Entré en la sala. Todo seguía igual. Las mismas butacas alrededor de la hermosa chimenea. Las columnas jónicas sujetando el techo, imitando a un templete, y justo en medio mi piano… y al fondo la lámpara que todavía conservaba la vieja pantalla manchada en aquel día aciago en que Doña Paquita vertió medio café en el salón salpicando todo lo que estaba a su alrededor.
Me acerqué al piano. Todo el salón estaba muy descuidado.

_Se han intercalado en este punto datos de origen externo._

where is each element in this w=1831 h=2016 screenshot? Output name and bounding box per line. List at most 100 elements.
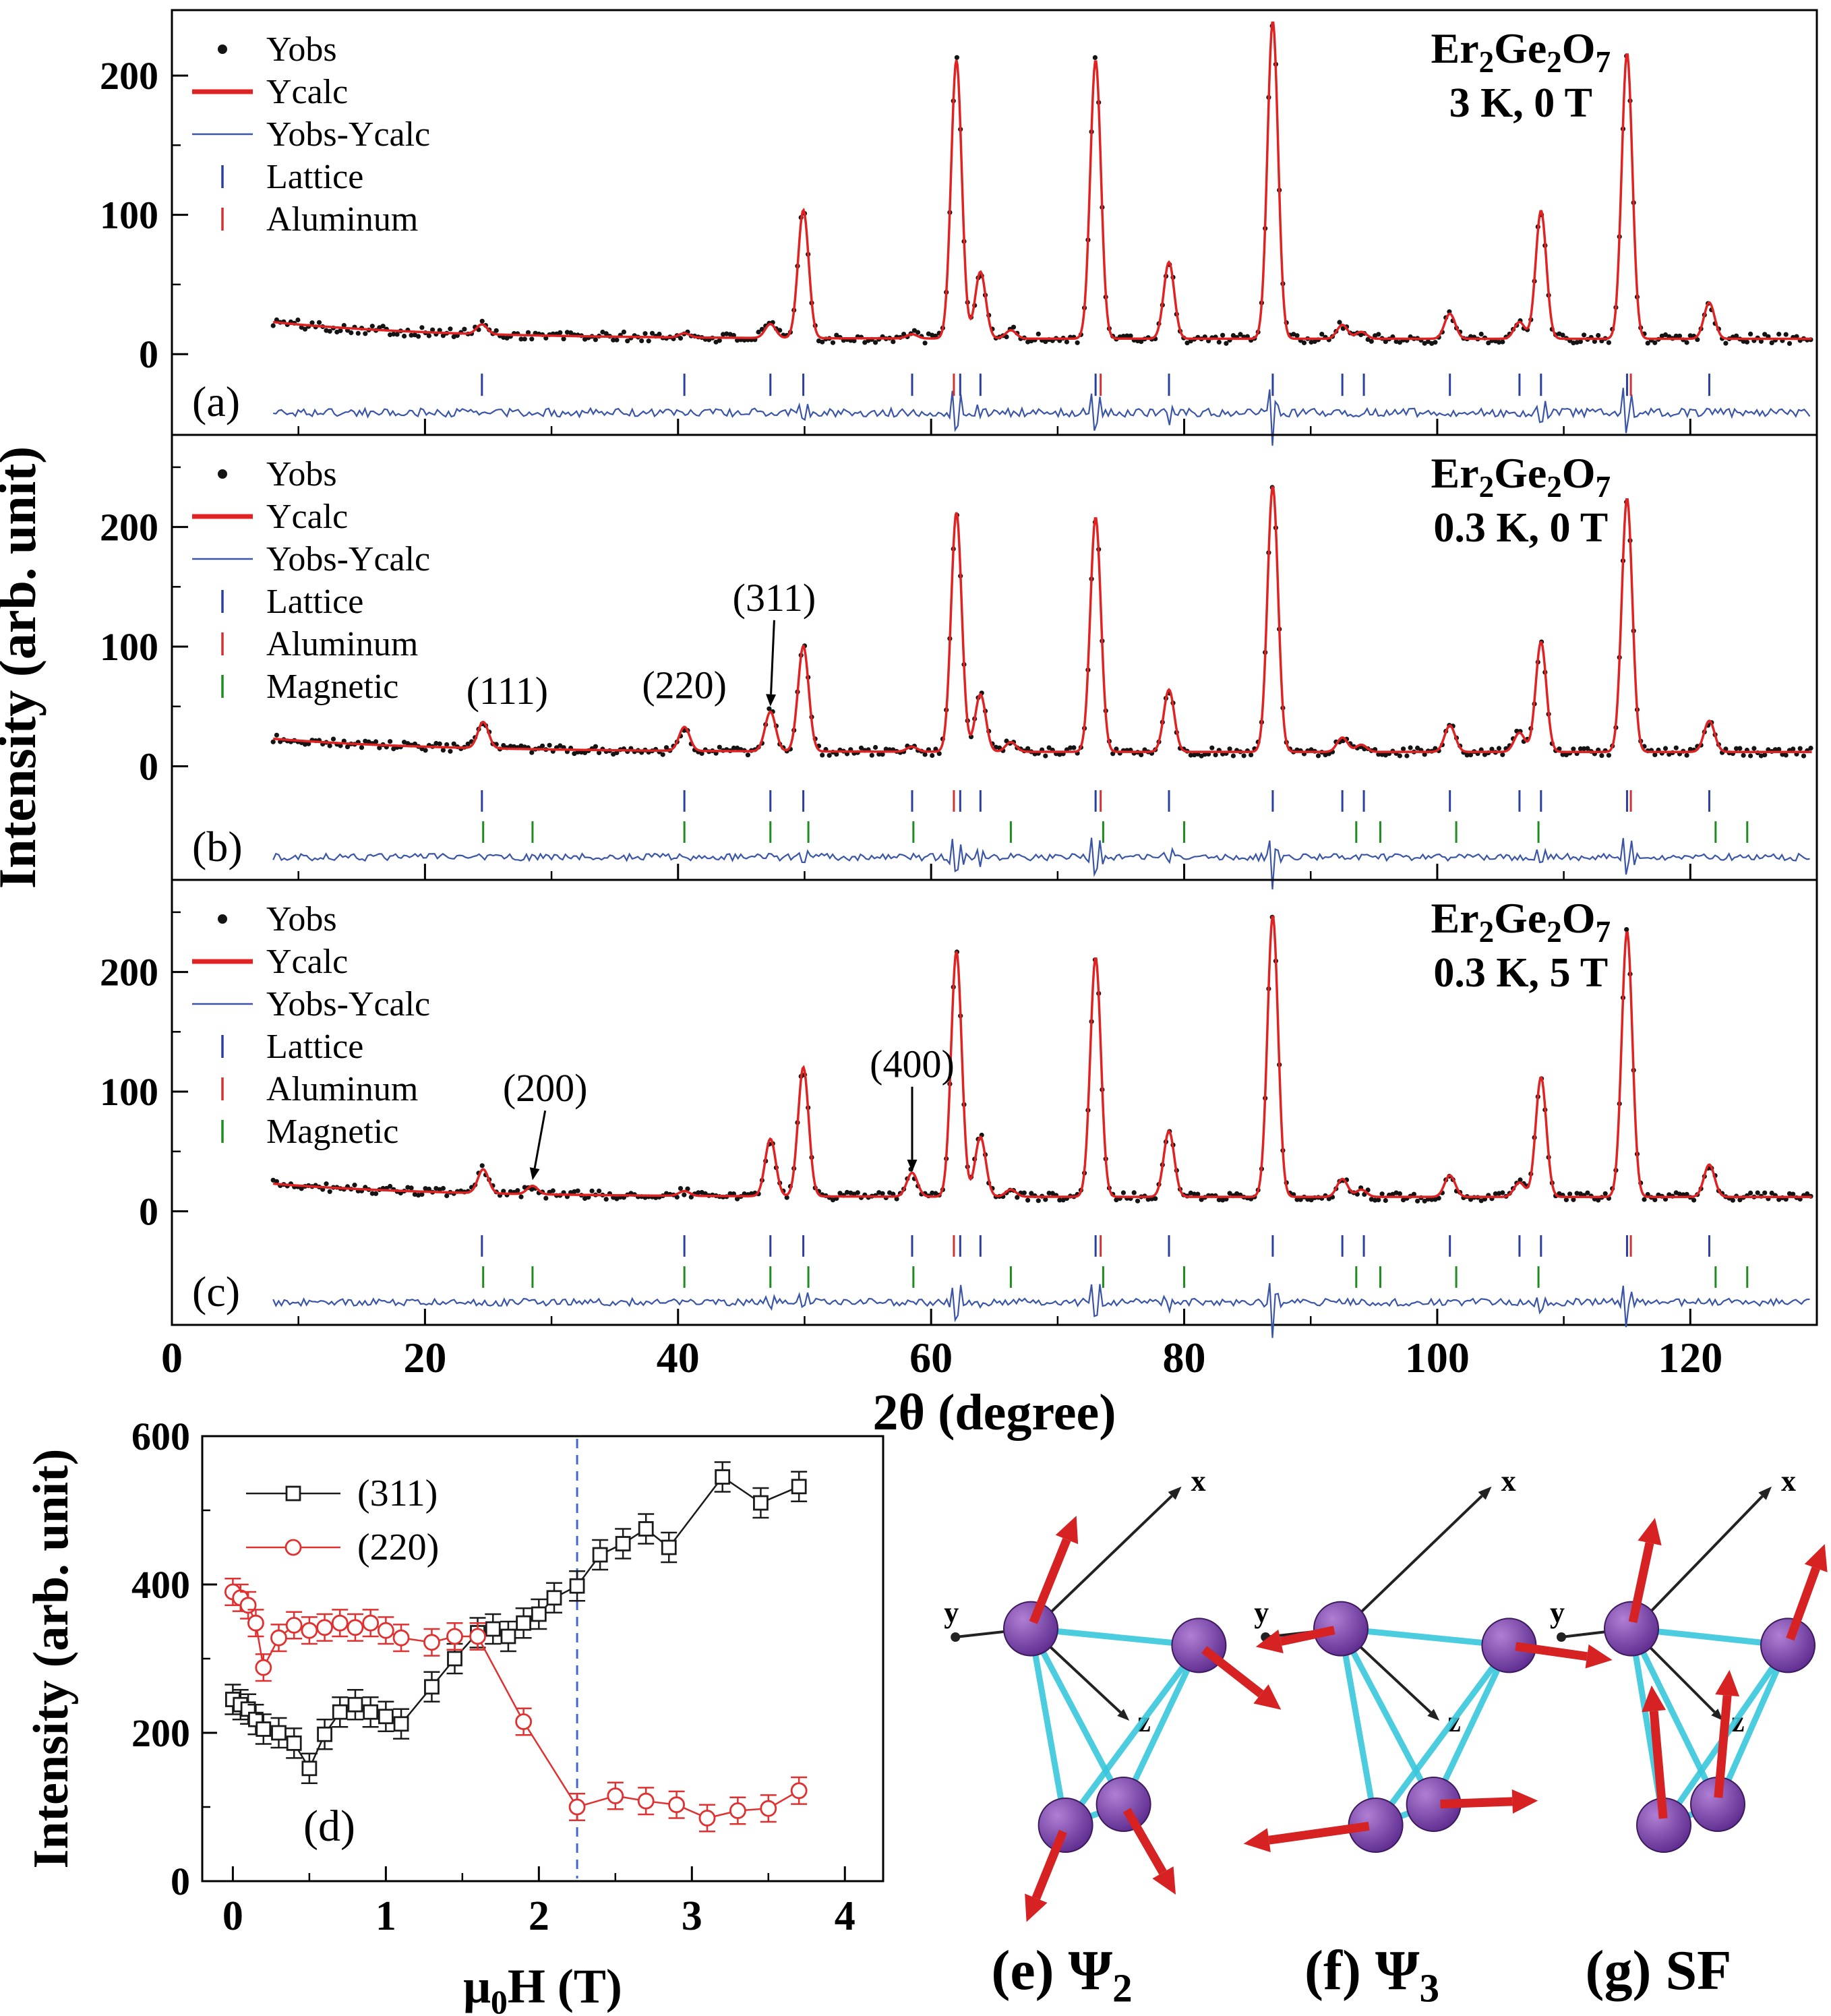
- data-marker: [790, 1782, 808, 1800]
- spin-caption-f: (f) Ψ3: [1304, 1939, 1439, 2011]
- magnetic-reflection-ticks: [482, 1266, 1749, 1288]
- y-axis-label: y: [1550, 1596, 1565, 1629]
- spin-arrow: [1122, 1808, 1176, 1895]
- panel-letter: (a): [192, 378, 240, 425]
- legend-label: Lattice: [266, 583, 363, 621]
- spin-arrow: [1642, 1685, 1668, 1819]
- legend-label: Magnetic: [266, 1113, 398, 1151]
- y-tick-label: 600: [131, 1415, 190, 1458]
- panel-b: 0 100 200 Yobs Ycalc Yobs-Ycalc Lattice Aluminu…: [100, 434, 1818, 890]
- data-marker: [729, 1802, 746, 1819]
- ycalc-curve: [272, 486, 1812, 753]
- x-axis-label: x: [1781, 1464, 1796, 1498]
- panel-letter: (c): [192, 1268, 240, 1315]
- ion-spheres: [1313, 1601, 1537, 1853]
- legend-label: Yobs: [266, 900, 337, 939]
- legend-label: Ycalc: [266, 73, 348, 111]
- peak-annotation: (220): [642, 663, 727, 707]
- data-marker: [424, 1679, 440, 1695]
- panel-frame: [171, 9, 1818, 436]
- annotation-arrow: [529, 1110, 547, 1181]
- legend-dot-symbol: [218, 45, 227, 54]
- data-marker: [446, 1628, 463, 1645]
- legend-label: Yobs-Ycalc: [266, 115, 430, 154]
- spin-arrow: [1786, 1544, 1828, 1641]
- data-marker: [256, 1721, 272, 1737]
- series-311: [224, 1461, 808, 1785]
- y-tick-label: 0: [171, 1860, 190, 1903]
- data-marker: [516, 1615, 532, 1631]
- y-axis-ticks: 0 100 200: [100, 911, 188, 1233]
- data-marker: [316, 1619, 333, 1636]
- data-marker: [592, 1547, 608, 1563]
- peak-annotation: (200): [503, 1066, 588, 1110]
- spin-arrows: [1628, 1518, 1828, 1819]
- data-marker: [377, 1622, 394, 1639]
- shared-x-axis-title: 2θ (degree): [872, 1384, 1116, 1441]
- lattice-reflection-ticks: [481, 374, 1710, 396]
- legend: Yobs Ycalc Yobs-Ycalc Lattice Aluminum Magnet…: [192, 455, 430, 706]
- y-tick-label: 100: [100, 1070, 158, 1114]
- data-marker: [301, 1622, 318, 1639]
- ion-sphere: [1604, 1601, 1659, 1657]
- x-axis-arrow: [1641, 1486, 1772, 1622]
- data-marker: [469, 1628, 486, 1645]
- spin-diagram-e: xyz: [944, 1464, 1282, 1922]
- aluminum-reflection-ticks: [953, 1235, 1632, 1257]
- ion-spheres: [1003, 1601, 1227, 1853]
- data-marker: [515, 1713, 533, 1730]
- lattice-reflection-ticks: [481, 790, 1710, 812]
- data-marker: [247, 1614, 264, 1632]
- legend-label: Ycalc: [266, 498, 348, 536]
- y-axis-ticks: 0 100 200: [100, 54, 188, 376]
- spin-arrows: [1243, 1626, 1613, 1853]
- spin-arrow: [1029, 1516, 1079, 1624]
- ion-sphere: [1095, 1777, 1151, 1832]
- data-marker: [363, 1704, 379, 1720]
- y-tick-label: 100: [100, 625, 158, 669]
- y-tick-label: 200: [100, 506, 158, 550]
- legend-label: (220): [357, 1526, 439, 1568]
- data-marker: [500, 1628, 516, 1644]
- data-marker: [347, 1619, 364, 1636]
- x-axis-ticks: [171, 419, 1818, 435]
- annotation-arrow: [766, 620, 777, 707]
- legend-label: Lattice: [266, 1028, 363, 1066]
- peak-annotation: (111): [467, 669, 548, 713]
- data-marker: [447, 1651, 462, 1667]
- data-marker: [347, 1696, 363, 1713]
- legend-dot-symbol: [218, 469, 227, 479]
- data-marker: [531, 1606, 547, 1622]
- data-marker: [607, 1787, 624, 1804]
- data-marker: [271, 1725, 287, 1741]
- y-tick-label: 100: [100, 194, 158, 237]
- y-axis-end-dot: [951, 1632, 961, 1642]
- peak-annotation: (311): [733, 576, 816, 620]
- residual-curve: [273, 388, 1811, 446]
- data-marker: [760, 1800, 777, 1817]
- legend-dot-symbol: [218, 914, 227, 924]
- data-marker: [393, 1716, 409, 1732]
- ion-sphere: [1313, 1601, 1369, 1657]
- spin-caption-g: (g) SF: [1586, 1939, 1732, 2002]
- x-tick-label: 20: [403, 1334, 446, 1382]
- legend-label: Magnetic: [266, 668, 398, 706]
- spin-arrow: [1201, 1646, 1282, 1710]
- panel-a: 0 100 200 Yobs Ycalc Yobs-Ycalc Lattice Aluminu…: [100, 9, 1818, 446]
- panel-frame: [171, 879, 1818, 1326]
- data-marker: [332, 1704, 348, 1720]
- y-tick-label: 200: [131, 1711, 190, 1755]
- panel-letter: (d): [303, 1802, 355, 1851]
- annotation-arrow: [907, 1086, 918, 1172]
- x-tick-label: 0: [222, 1893, 243, 1939]
- lattice-reflection-ticks: [481, 1235, 1710, 1257]
- magnetic-reflection-ticks: [482, 821, 1749, 843]
- x-tick-label: 80: [1163, 1334, 1206, 1382]
- x-tick-label: 2: [529, 1893, 549, 1939]
- data-marker: [331, 1614, 349, 1632]
- data-marker: [753, 1495, 769, 1511]
- panel-formula: Er2Ge2O7: [1431, 449, 1611, 504]
- data-marker: [637, 1792, 655, 1810]
- data-marker: [423, 1634, 440, 1651]
- data-marker: [638, 1521, 654, 1537]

Se notaba que ya no se usaba y nadie cuidaba de su conservación.
Al levantar la tapa y retirar la bayeta que cubría sus teclas, noté una punzada en el corazón, y deslizando la mano sobre ellas no pude por menos que acariciarlas.
Acerqué el asiento y sentándome en él, me dispuse a tocar mi pieza favorita, la que tantas veces había interpretado.
Las notas de la Polonesa de Chopin sonaron en el salón.
Mis manos cobraron vida por unos instantes. Se deslizaban rápidamente y la melodía invadía el lugar como años anteriores.
Por unos instantes cerré los ojos y ante mi desfilaron las imágenes de la época en que mis conciertos llenaban el salón. Siempre, al terminar, sonaban las campanas del reloj cercano.
De pronto mi mano izquierda quedo paralizada. Sentí un terrible dolor y mi cuerpo se fue deslizando desde el taburete hacia el suelo.
El piano dejo de sonar y se oyeron las campanadas del reloj, como en años anteriores.